Wij gebruiken cookies om het webverkeer te analyseren. Er worden geen persoonsgegevens verzameld en uw bezoek wordt geanonimiseerd om uw privacy te waarborgen.
Mijn collega Barbara gaf het laatste zetje voor mijn inspiratie voor de column van deze maand. Het is kort voor de verkiezingen en Barbara stuurde mij een cartoon van een niet te ontwarren kluwen van lijntjes tussen politieke partijen wie wel en wie niet met elkaar wil samenwerken.
Ik had in een gedachtespinsel eerder een reis ondernomen naar Het Beloofde Land. Het Joodse volk was er in de bijbel al naar op zoek, omdat God dit had beloofd aan Abraham. Tijdens mijn reis bereikte ik een vijfsprong. Google Maps liet mij daar in de steek. Ik keek voor me uit en zag bij elke weg een verkeersontregelaar staan. Ik dacht laat ik eens vragen, hoewel ik op voorhand geen hoge verwachtingen had.
Mijn ervaringen met verkeersontregelaars zijn niet goed, dat proeft u al.
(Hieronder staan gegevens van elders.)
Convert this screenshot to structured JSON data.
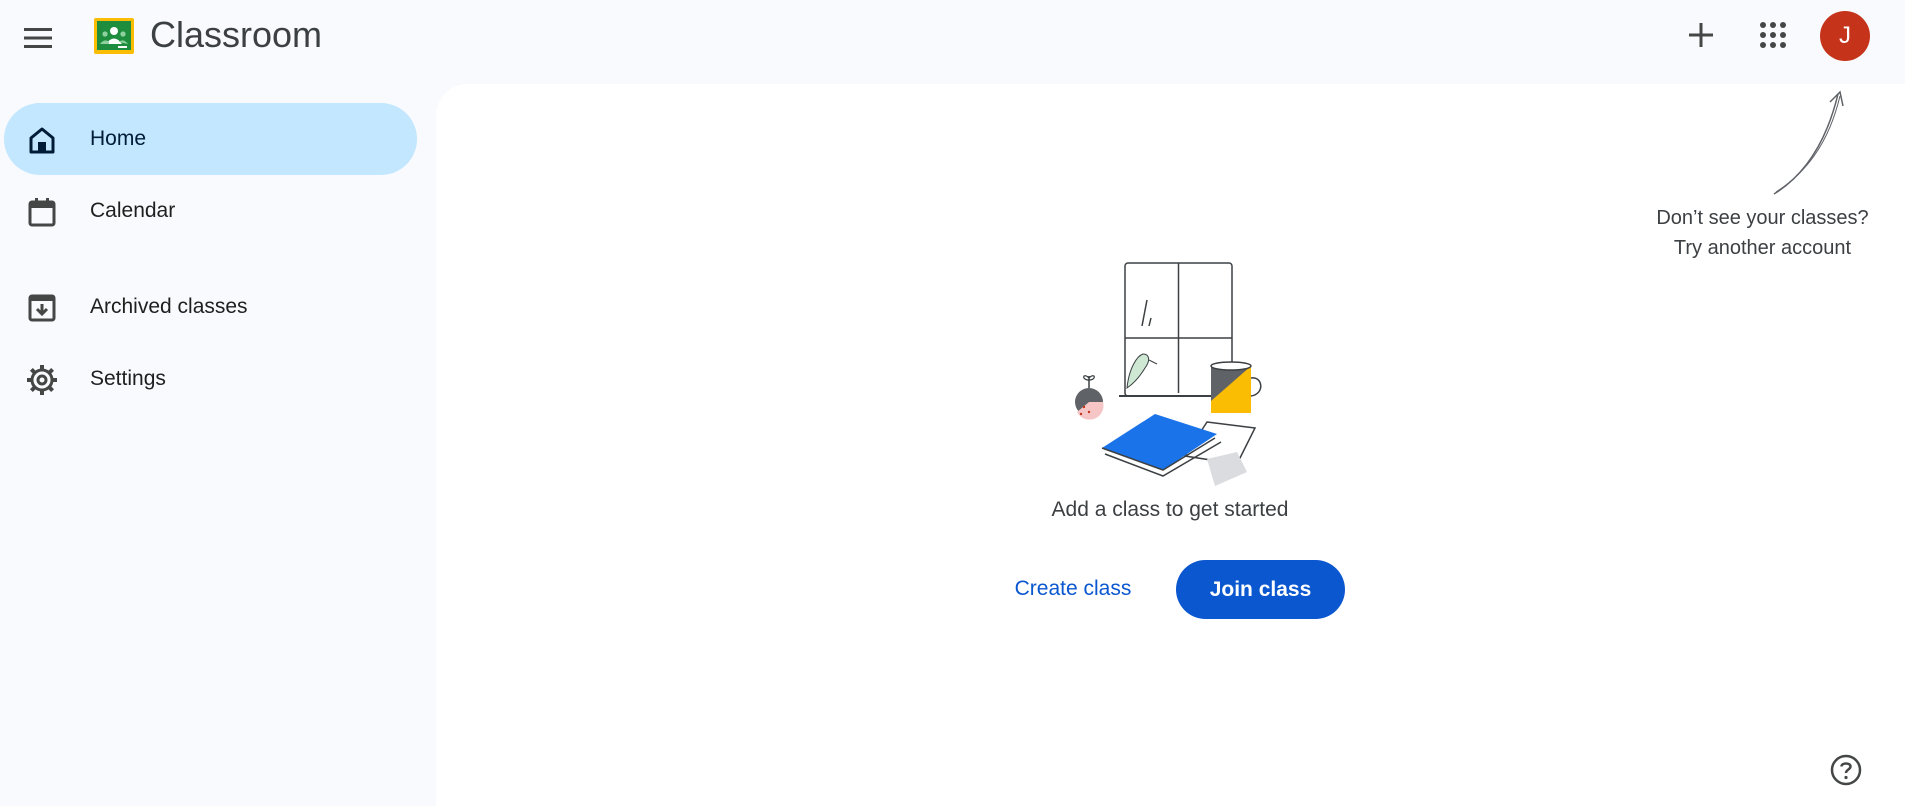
{
  "app": {
    "title": "Classroom",
    "menu_icon": "hamburger-menu-icon",
    "logo_icon": "google-classroom-logo",
    "brand_color": "#1e8e3e"
  },
  "header": {
    "create_icon": "plus-icon",
    "apps_icon": "google-apps-grid-icon",
    "avatar_initial": "J",
    "avatar_color": "#c5341a"
  },
  "sidebar": {
    "items": [
      {
        "label": "Home",
        "icon": "home-icon",
        "active": true
      },
      {
        "label": "Calendar",
        "icon": "calendar-icon",
        "active": false
      },
      {
        "label": "Archived classes",
        "icon": "archive-icon",
        "active": false
      },
      {
        "label": "Settings",
        "icon": "gear-icon",
        "active": false
      }
    ],
    "active_color": "#c2e7ff"
  },
  "main": {
    "hint_line1": "Don’t see your classes?",
    "hint_line2": "Try another account",
    "empty_message": "Add a class to get started",
    "create_label": "Create class",
    "join_label": "Join class",
    "accent_color": "#0b57d0",
    "help_icon": "help-circle-icon"
  }
}
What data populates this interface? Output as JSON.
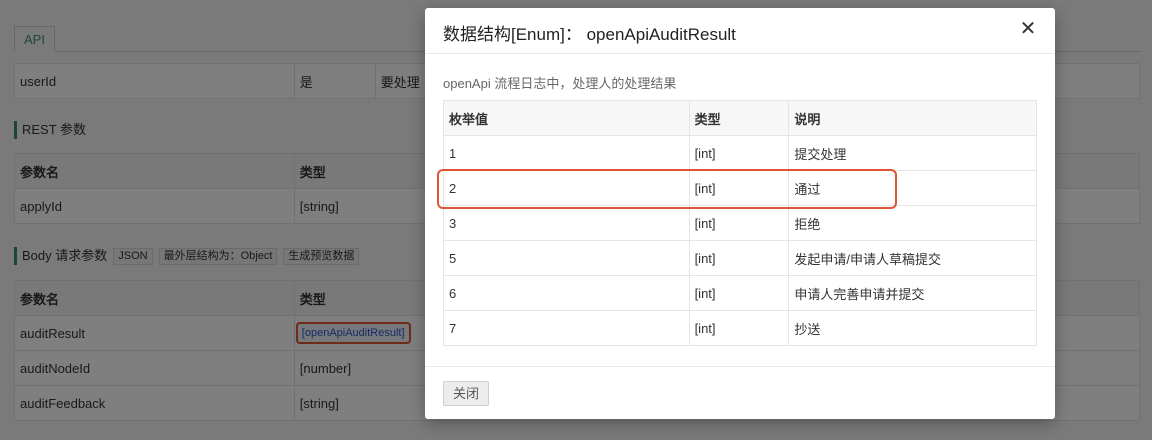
{
  "background": {
    "tab_label": "API",
    "query_row": {
      "name": "userId",
      "required": "是",
      "desc": "要处理"
    },
    "rest_section": {
      "title": "REST 参数"
    },
    "rest_table": {
      "headers": [
        "参数名",
        "类型"
      ],
      "rows": [
        {
          "name": "applyId",
          "type": "[string]"
        }
      ]
    },
    "body_section": {
      "title": "Body 请求参数",
      "json_chip": "JSON",
      "outer_chip": "最外层结构为：Object",
      "preview_chip": "生成预览数据"
    },
    "body_table": {
      "headers": [
        "参数名",
        "类型"
      ],
      "rows": [
        {
          "name": "auditResult",
          "type": "[openApiAuditResult]"
        },
        {
          "name": "auditNodeId",
          "type": "[number]"
        },
        {
          "name": "auditFeedback",
          "type": "[string]"
        }
      ]
    }
  },
  "modal": {
    "title": "数据结构[Enum]： openApiAuditResult",
    "close_icon": "close-icon",
    "description": "openApi 流程日志中，处理人的处理结果",
    "table": {
      "headers": [
        "枚举值",
        "类型",
        "说明"
      ],
      "rows": [
        {
          "value": "1",
          "type": "[int]",
          "desc": "提交处理"
        },
        {
          "value": "2",
          "type": "[int]",
          "desc": "通过"
        },
        {
          "value": "3",
          "type": "[int]",
          "desc": "拒绝"
        },
        {
          "value": "5",
          "type": "[int]",
          "desc": "发起申请/申请人草稿提交"
        },
        {
          "value": "6",
          "type": "[int]",
          "desc": "申请人完善申请并提交"
        },
        {
          "value": "7",
          "type": "[int]",
          "desc": "抄送"
        }
      ]
    },
    "footer": {
      "close_label": "关闭"
    }
  },
  "colors": {
    "highlight": "#e05535",
    "accent": "#3c8d5c",
    "link": "#2d57c9"
  }
}
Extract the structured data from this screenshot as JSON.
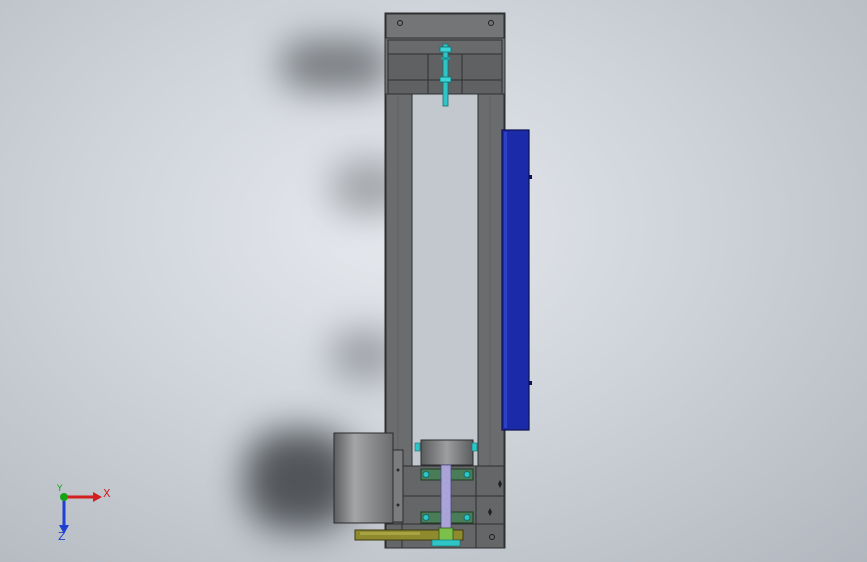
{
  "viewport": {
    "background_top": "#e6e9ee",
    "background_bottom": "#b1b7be"
  },
  "model": {
    "frame_color": "#6d6f71",
    "plate_color": "#5a5c5e",
    "panel_color": "#1a2aa8",
    "rod_color": "#2fc4c6",
    "arm_color": "#8f8a2e",
    "roller_color": "#7e8082",
    "bearing_color": "#4a7c57"
  },
  "triad": {
    "x_label": "X",
    "y_label": "Y",
    "z_label": "Z",
    "x_color": "#d21f1f",
    "y_color": "#16a316",
    "z_color": "#1f3ed2"
  }
}
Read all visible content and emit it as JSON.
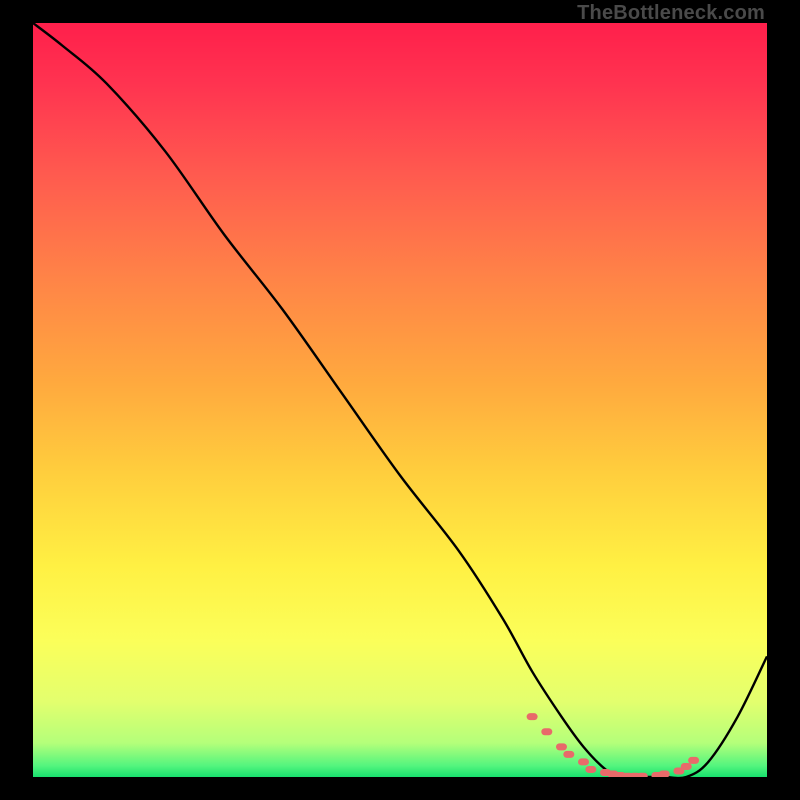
{
  "watermark": "TheBottleneck.com",
  "chart_data": {
    "type": "line",
    "title": "",
    "xlabel": "",
    "ylabel": "",
    "xlim": [
      0,
      100
    ],
    "ylim": [
      0,
      100
    ],
    "series": [
      {
        "name": "bottleneck-curve",
        "x": [
          0,
          4,
          10,
          18,
          26,
          34,
          42,
          50,
          58,
          64,
          68,
          72,
          75,
          78,
          80,
          83,
          86,
          89,
          92,
          96,
          100
        ],
        "y": [
          100,
          97,
          92,
          83,
          72,
          62,
          51,
          40,
          30,
          21,
          14,
          8,
          4,
          1,
          0,
          0,
          0,
          0,
          2,
          8,
          16
        ],
        "color": "#000000"
      },
      {
        "name": "optimal-markers",
        "type_override": "scatter",
        "x": [
          68,
          70,
          72,
          73,
          75,
          76,
          78,
          79,
          80,
          81,
          82,
          83,
          85,
          86,
          88,
          89,
          90
        ],
        "y": [
          8,
          6,
          4,
          3,
          2,
          1,
          0.6,
          0.4,
          0.2,
          0.1,
          0.1,
          0.1,
          0.2,
          0.4,
          0.8,
          1.4,
          2.2
        ],
        "color": "#e86a6a"
      }
    ],
    "gradient_stops": [
      {
        "offset": 0.0,
        "color": "#ff1f4b"
      },
      {
        "offset": 0.08,
        "color": "#ff3350"
      },
      {
        "offset": 0.2,
        "color": "#ff5a4f"
      },
      {
        "offset": 0.34,
        "color": "#ff8447"
      },
      {
        "offset": 0.48,
        "color": "#ffaa3e"
      },
      {
        "offset": 0.6,
        "color": "#ffcf3d"
      },
      {
        "offset": 0.72,
        "color": "#fff043"
      },
      {
        "offset": 0.82,
        "color": "#fbff5a"
      },
      {
        "offset": 0.9,
        "color": "#e3ff6e"
      },
      {
        "offset": 0.955,
        "color": "#b4ff7a"
      },
      {
        "offset": 0.985,
        "color": "#54f57e"
      },
      {
        "offset": 1.0,
        "color": "#18e06e"
      }
    ]
  }
}
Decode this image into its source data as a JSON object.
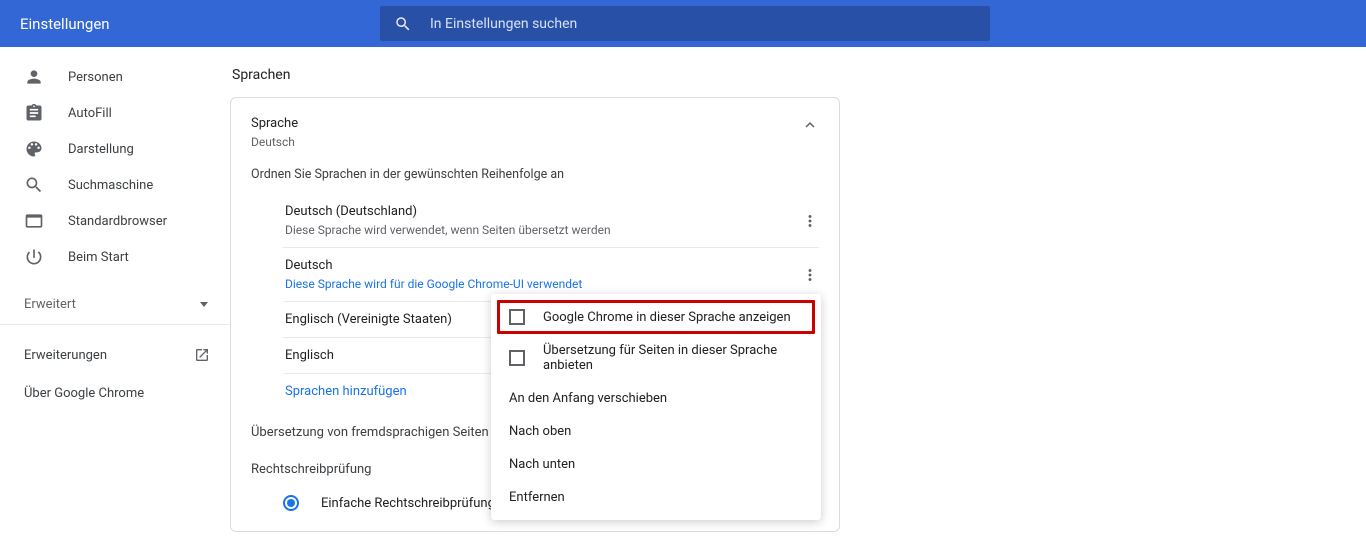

Ik legde de eerste uit dat ik op zoek was naar het beloofde land en niet wist welke kant ik op moest. Hij vertelde mij met overtuiging dat de weg waaraan hij stond de weg was die ik moest hebben. Met mijn achterdochtige inborst ging ik toch nog maar eens bij de volgende vragen. Ik kreeg hetzelfde antwoord. Mijn achterdocht steeg. U raadt het al, de derde gaf het zelfde antwoord. Ik liet het achterwege om de overige twee nog te bevragen en keerde om. Het beloofde land bestaat 5 keer of het is een illusie, een fata morgana. Duizenden jaren na Abraham hebben de Joden het niet gevonden.
Waarom blijven ze dan toch doorzoeken?
Op mijn weg terug naar huis stopte ik om te laden en mijn honger te laven. Het enige etablissement dat nabij het laadstation beschikbaar was, was een hamburgertent. Er stonden twee mensen wachtend achter de balie, maar ik moest mijn bestelling op een groot touchscreen ingeven. Daar kon ik ook meteen betalen, een nummer pakken en gaan zitten. Dat gaf me de gelegenheid eens even rond te kijken tussen wie ik mij bevond.
3 vrachtwagenchauffeurs, erg corpulent, niet meteen de indruk gevend dat ze 's ochtend fris geschoren en gedoucht waren, met Oost-Europese accenten. Verder een gezin met twee basisschoolkinderen, die Spaanstalig waren. Een verdwaalde meneer van mijn leeftijd die niet snapte hoe hij cola moest tappen met de statiegeldbeker.
Even later kwam een groep jonge mannen binnen, ik schat ze van Noord-Afrikaanse komaf, geheel zwart gekleed en capuchons dragend. De mevrouw die mij de bestelling kwam brengen had een Aziatisch uiterlijk, was buitengewoon vriendelijk, maar sprak geen Nederlands.
Het was duidelijk. Mijn zoektocht was volkomen onnodig. Ik bevond mij al in het beloofde land. Ik hoef niet te gaan stemmen, want het is al af. Het land van Abraham.